According to retirement system documents obtained by I Team 8, the average pension benefit given to a retired public employee in fiscal year 2010 was around $19,500, though the average benefit from the state’s seven separate retirement funds was closer to $24,000. The state also claims only about 1,700 retirees – or about 1 percent – get more than $36,000 in pension benefits per year.
But Tobin argues there’s no way to prove that because the state’s confidentiality law prevents the public from seeing hard data to back up the state’s claims.
“In other states where we do get pension information, the majority of those individuals do get 20-30 year payouts. These are estimates. That’s the best we can do,” she said.

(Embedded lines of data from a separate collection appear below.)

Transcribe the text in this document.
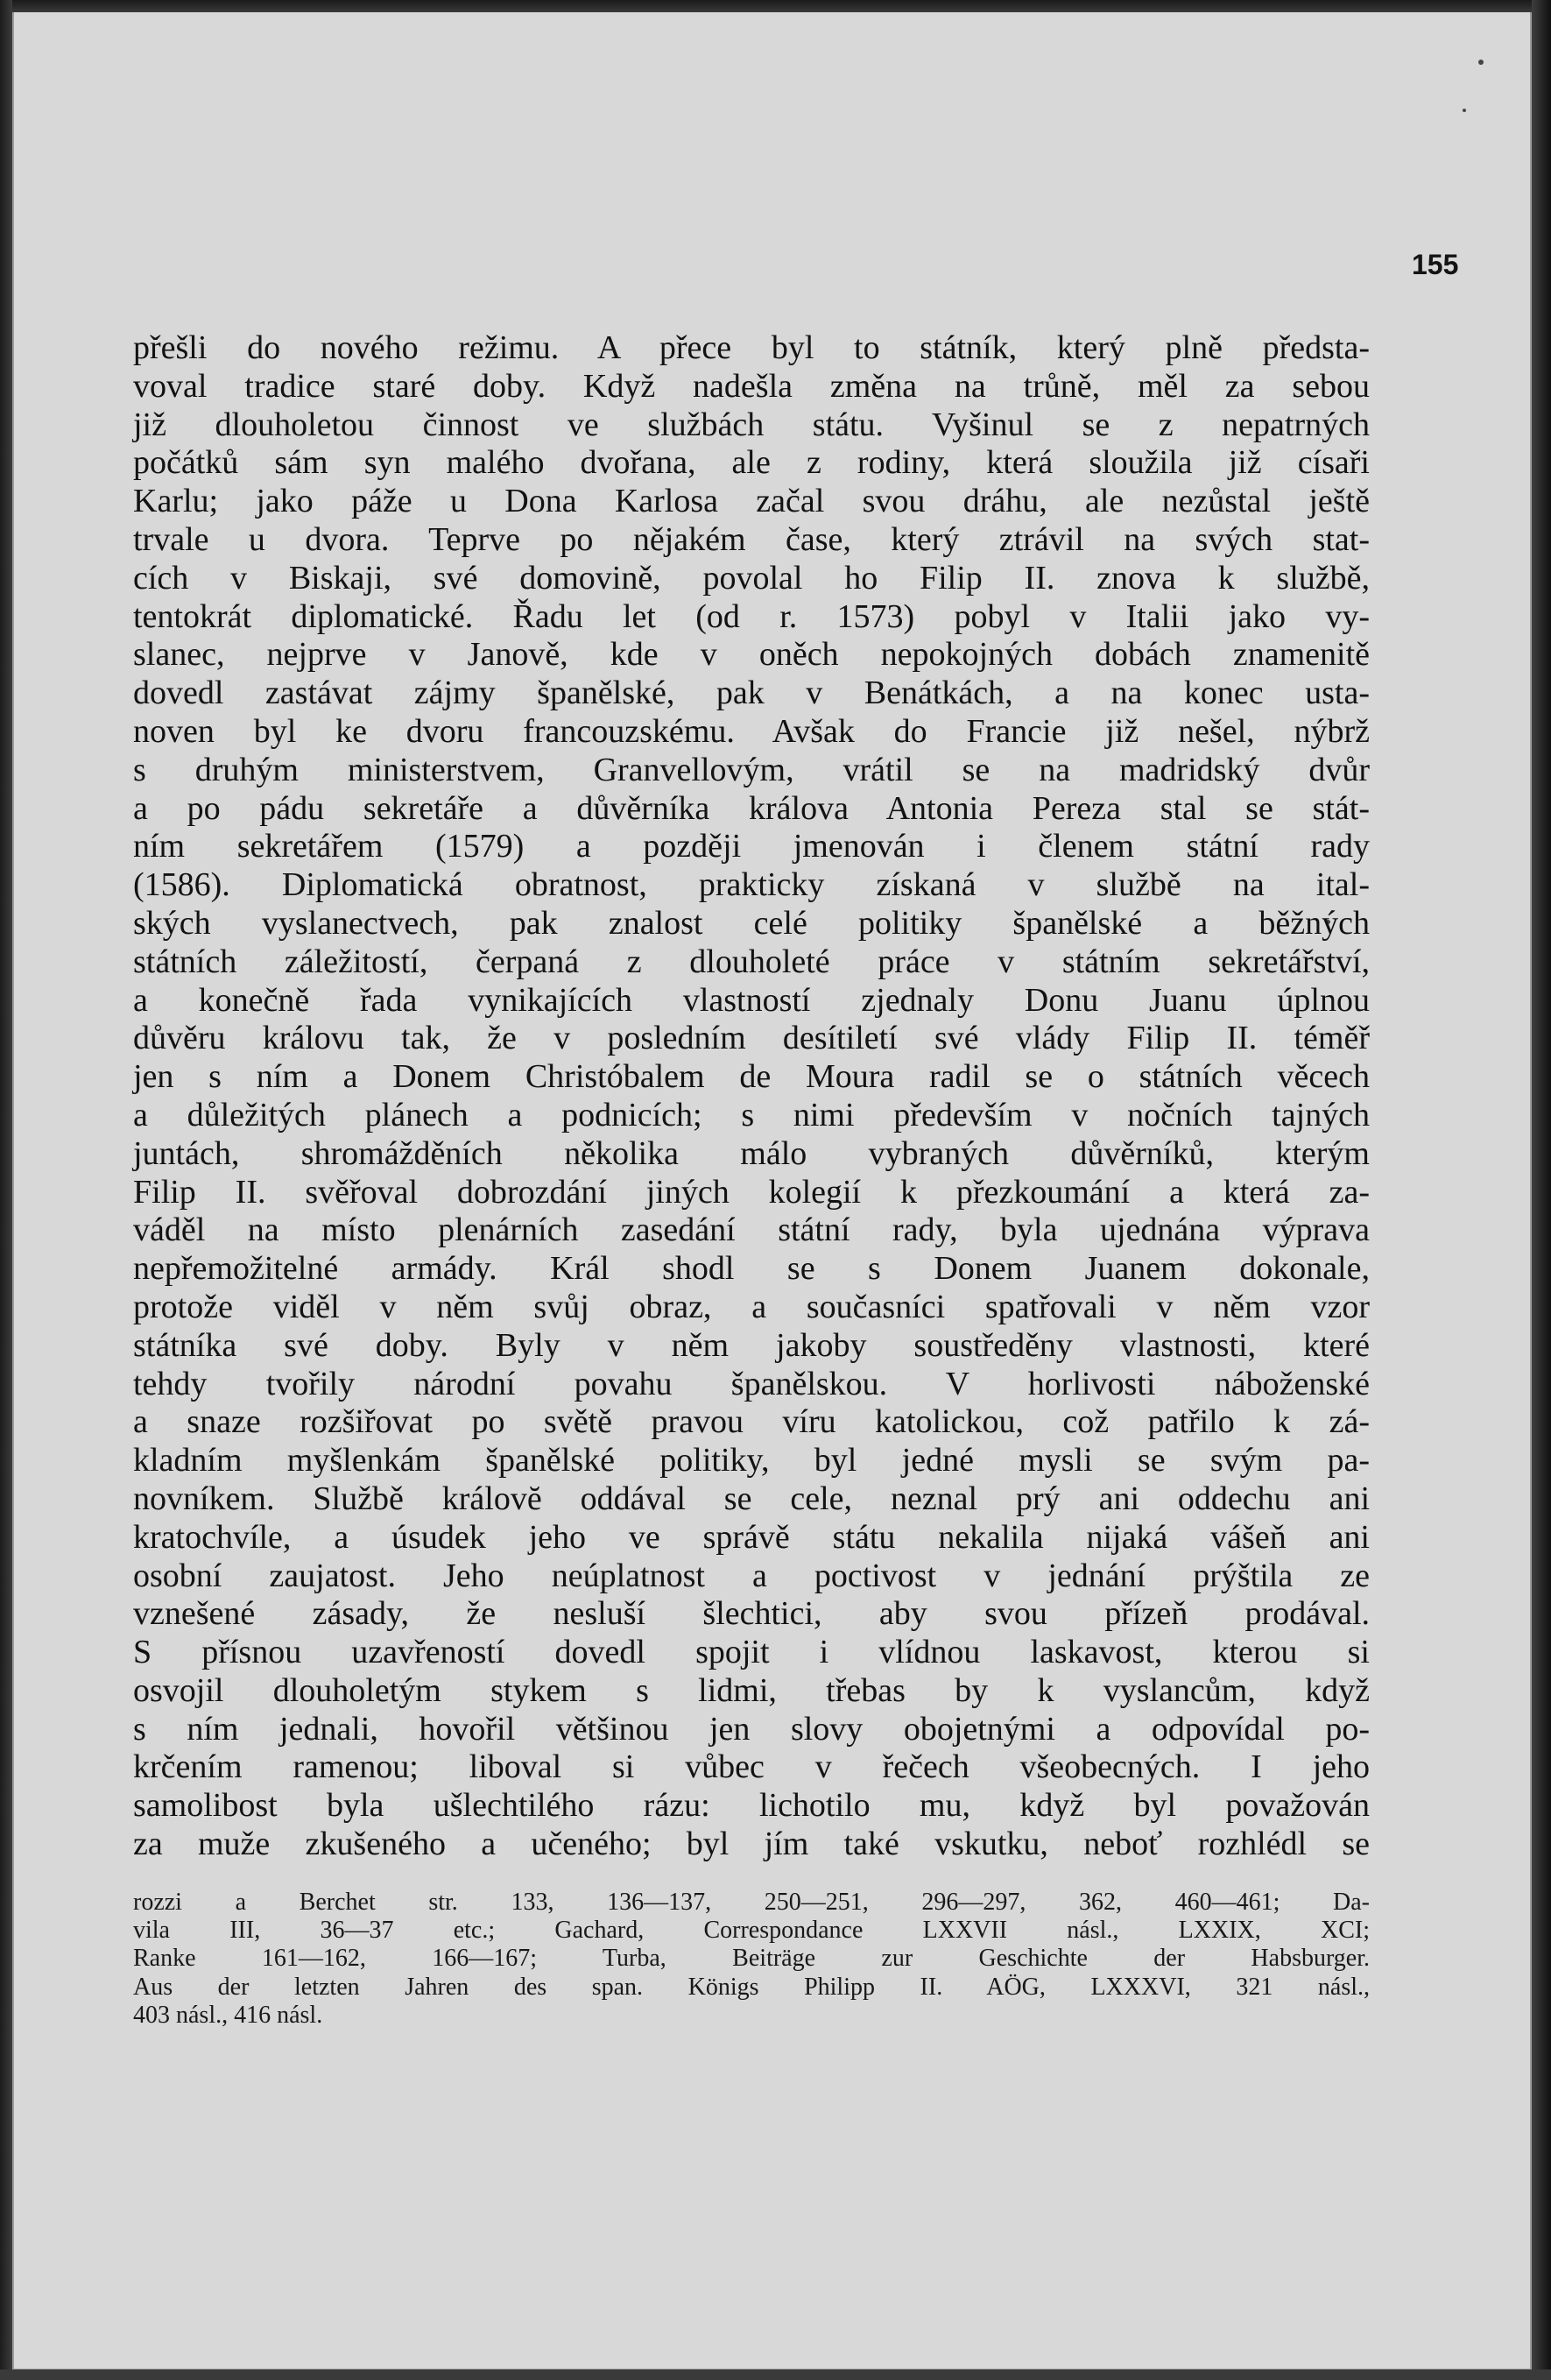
155

přešli do nového režimu. A přece byl to státník, který plně předsta-
voval tradice staré doby. Když nadešla změna na trůně, měl za sebou
již dlouholetou činnost ve službách státu. Vyšinul se z nepatrných
počátků sám syn malého dvořana, ale z rodiny, která sloužila již císaři
Karlu; jako páže u Dona Karlosa začal svou dráhu, ale nezůstal ještě
trvale u dvora. Teprve po nějakém čase, který ztrávil na svých stat-
cích v Biskaji, své domovině, povolal ho Filip II. znova k službě,
tentokrát diplomatické. Řadu let (od r. 1573) pobyl v Italii jako vy-
slanec, nejprve v Janově, kde v oněch nepokojných dobách znamenitě
dovedl zastávat zájmy španělské, pak v Benátkách, a na konec usta-
noven byl ke dvoru francouzskému. Avšak do Francie již nešel, nýbrž
s druhým ministerstvem, Granvellovým, vrátil se na madridský dvůr
a po pádu sekretáře a důvěrníka králova Antonia Pereza stal se stát-
ním sekretářem (1579) a později jmenován i členem státní rady
(1586). Diplomatická obratnost, prakticky získaná v službě na ital-
ských vyslanectvech, pak znalost celé politiky španělské a běžných
státních záležitostí, čerpaná z dlouholeté práce v státním sekretářství,
a konečně řada vynikajících vlastností zjednaly Donu Juanu úplnou
důvěru královu tak, že v posledním desítiletí své vlády Filip II. téměř
jen s ním a Donem Christóbalem de Moura radil se o státních věcech
a důležitých plánech a podnicích; s nimi především v nočních tajných
juntách, shromážděních několika málo vybraných důvěrníků, kterým
Filip II. svěřoval dobrozdání jiných kolegií k přezkoumání a která za-
váděl na místo plenárních zasedání státní rady, byla ujednána výprava
nepřemožitelné armády. Král shodl se s Donem Juanem dokonale,
protože viděl v něm svůj obraz, a současníci spatřovali v něm vzor
státníka své doby. Byly v něm jakoby soustředěny vlastnosti, které
tehdy tvořily národní povahu španělskou. V horlivosti náboženské
a snaze rozšiřovat po světě pravou víru katolickou, což patřilo k zá-
kladním myšlenkám španělské politiky, byl jedné mysli se svým pa-
novníkem. Službě královĕ oddával se cele, neznal prý ani oddechu ani
kratochvíle, a úsudek jeho ve správě státu nekalila nijaká vášeň ani
osobní zaujatost. Jeho neúplatnost a poctivost v jednání prýštila ze
vznešené zásady, že nesluší šlechtici, aby svou přízeň prodával.
S přísnou uzavřeností dovedl spojit i vlídnou laskavost, kterou si
osvojil dlouholetým stykem s lidmi, třebas by k vyslancům, když
s ním jednali, hovořil většinou jen slovy obojetnými a odpovídal po-
krčením ramenou; liboval si vůbec v řečech všeobecných. I jeho
samolibost byla ušlechtilého rázu: lichotilo mu, když byl považován
za muže zkušeného a učeného; byl jím také vskutku, neboť rozhlédl se
rozzi a Berchet str. 133, 136—137, 250—251, 296—297, 362, 460—461; Da-
vila III, 36—37 etc.; Gachard, Correspondance LXXVII násl., LXXIX, XCI;
Ranke 161—162, 166—167; Turba, Beiträge zur Geschichte der Habsburger.
Aus der letzten Jahren des span. Königs Philipp II. AÖG, LXXXVI, 321 násl.,
403 násl., 416 násl.
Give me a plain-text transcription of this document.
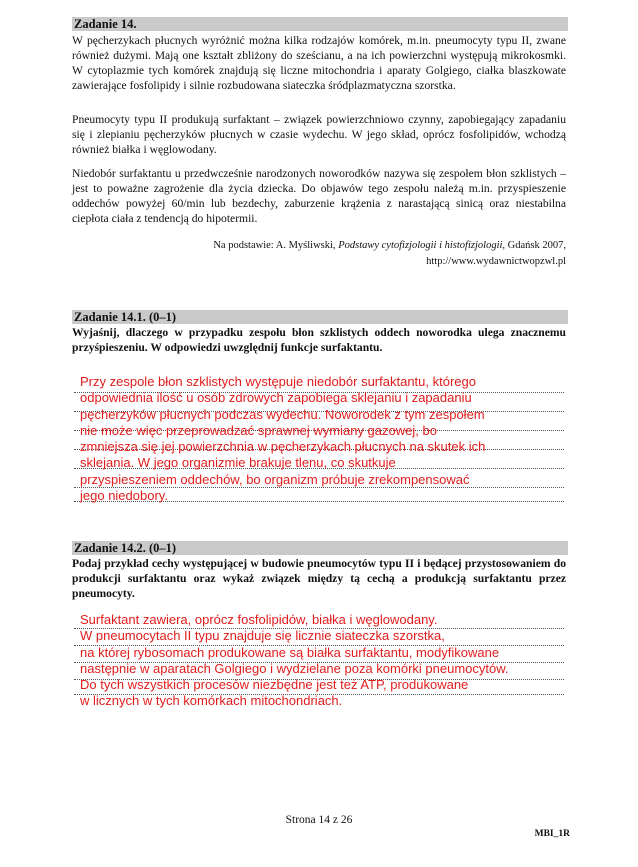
Zadanie 14.
W pęcherzykach płucnych wyróżnić można kilka rodzajów komórek, m.in. pneumocyty typu II, zwane również dużymi. Mają one kształt zbliżony do sześcianu, a na ich powierzchni występują mikrokosmki. W cytoplazmie tych komórek znajdują się liczne mitochondria i aparaty Golgiego, ciałka blaszkowate zawierające fosfolipidy i silnie rozbudowana siateczka śródplazmatyczna szorstka.
Pneumocyty typu II produkują surfaktant – związek powierzchniowo czynny, zapobiegający zapadaniu się i zlepianiu pęcherzyków płucnych w czasie wydechu. W jego skład, oprócz fosfolipidów, wchodzą również białka i węglowodany.
Niedobór surfaktantu u przedwcześnie narodzonych noworodków nazywa się zespołem błon szklistych – jest to poważne zagrożenie dla życia dziecka. Do objawów tego zespołu należą m.in. przyspieszenie oddechów powyżej 60/min lub bezdechy, zaburzenie krążenia z narastającą sinicą oraz niestabilna ciepłota ciała z tendencją do hipotermii.
Na podstawie: A. Myśliwski, Podstawy cytofizjologii i histofizjologii, Gdańsk 2007,
http://www.wydawnictwopzwl.pl
Zadanie 14.1. (0–1)
Wyjaśnij, dlaczego w przypadku zespołu błon szklistych oddech noworodka ulega znacznemu przyśpieszeniu. W odpowiedzi uwzględnij funkcje surfaktantu.
Przy zespole błon szklistych występuje niedobór surfaktantu, którego
odpowiednia ilość u osób zdrowych zapobiega sklejaniu i zapadaniu
pęcherzyków płucnych podczas wydechu. Noworodek z tym zespołem
nie może więc przeprowadzać sprawnej wymiany gazowej, bo
zmniejsza się jej powierzchnia w pęcherzykach płucnych na skutek ich
sklejania. W jego organizmie brakuje tlenu, co skutkuje
przyspieszeniem oddechów, bo organizm próbuje zrekompensować
jego niedobory.
Zadanie 14.2. (0–1)
Podaj przykład cechy występującej w budowie pneumocytów typu II i będącej przystosowaniem do produkcji surfaktantu oraz wykaż związek między tą cechą a produkcją surfaktantu przez pneumocyty.
Surfaktant zawiera, oprócz fosfolipidów, białka i węglowodany.
W pneumocytach II typu znajduje się licznie siateczka szorstka,
na której rybosomach produkowane są białka surfaktantu, modyfikowane
następnie w aparatach Golgiego i wydzielane poza komórki pneumocytów.
Do tych wszystkich procesów niezbędne jest też ATP, produkowane
w licznych w tych komórkach mitochondriach.
Strona 14 z 26
MBI_1R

Hartzer agreed that lifting at least some of the curtain of secrecy on the system might help remove some suspicion.
“Maybe it could be a bit more transparent than it is today,” he said. “But I do think the information is there. I think it’s more helping people find the information they’re looking for.”
Tobin remains convinced the state should go even further.
“We want pension reform, is what we want. We aren’t saying to take away the pensions. We’re asking for them to put more money into the system so it’s less of a burden on the taxpayers,” she said.
The group is calling on Indiana legislators to end fully funded state pensions for all new government hires, replacing it with a “401k-style” defined contribution plan.
“If each current government employee were required to contribute an additional 10 percent toward his or her pension, taxpayers would save billions of dollars,” TUA said in a news release.
Others say that would take away benefits the state has already promised, and without the proper education, some worry forcing employees to manage their own investments could be problematic.
“Some of these are going to be very, very drastic and difficult answers to what we’re looking for,” said Rep. David Niezgodski, D-South Bend, a member of the General Assembly’s Pension Management Oversight Commission. “But, what happens 20 years down the line if we do all these things, and now everyone is completely without? That becomes maybe our problem again.”